Quelle: Isabelle Richter

Oehna. „Man kann Sehen lernen und sich einfühlen in die Dinge“, antwortet Christa Panzner auf die Frage, ob man das Malen überhaupt erlernen könne. Sie muss es schließlich wissen, denn Christa Panzner arbeitete 23 Jahre lang als Kunstlehrerin an der Kunstschule Potsdam, die sie selbst einst mit einem Bildhauer und einer Kunstpädagogin zusammen gründete.

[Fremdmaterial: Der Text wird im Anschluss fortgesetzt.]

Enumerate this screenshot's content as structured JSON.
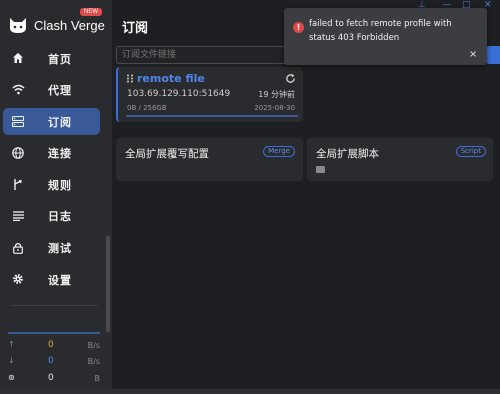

Gemeinsam mit ihrem Ehemann, dem Maler und Grafiker Peter Panzner, öffnete sie am Wochenende ihr Atelier für Kunstinteressierte und Freunde. Die Künstler genossen das Zusammentreffen und den kleinen Plausch mit Kollegen oder ehemaligen Schülern in ihrem Haus in Oehna. Im Garten des Ehepaares und in einem kleinen Trafohäuschen hatten sie ihre Arbeiten ausgestellt. Neben den Bildern der Panzners gab es Gastwerke wie Keramikarbeiten von Regina Stabbert und Bilder von Monica Olias zu sehen.

Sohn Conrad Panzner stellte ebenfalls aus

Auch Conrad Panzner, einer der drei Söhne von Christa und Peter Panzner, stellte seine Bilder an diesem Tag ebenfalls aus. Der Künstler mit abgeschlossenem Studium als Landschaftsarchitekt kam durch seine Eltern schon immer mit der Malerei in Berührung und kann deswegen kaum noch als Nachwuchskünstler bezeichnet werden. Trotzdem ist es auch für ihn nicht einfacher, davon auch zu leben. Peter Panzer sagt – zwar mit einem Augenzwinkern, aber nicht ganz unbegründet – er wäre froh, dass nur einer seiner Söhne sich für diesen Beruf entschieden habe. Doch Conrad Panzner hat den Schritt gewagt und ist an diesem Wochenende frisch von Berlin nach Oehna in ein Haus nahe seiner Eltern gezogen.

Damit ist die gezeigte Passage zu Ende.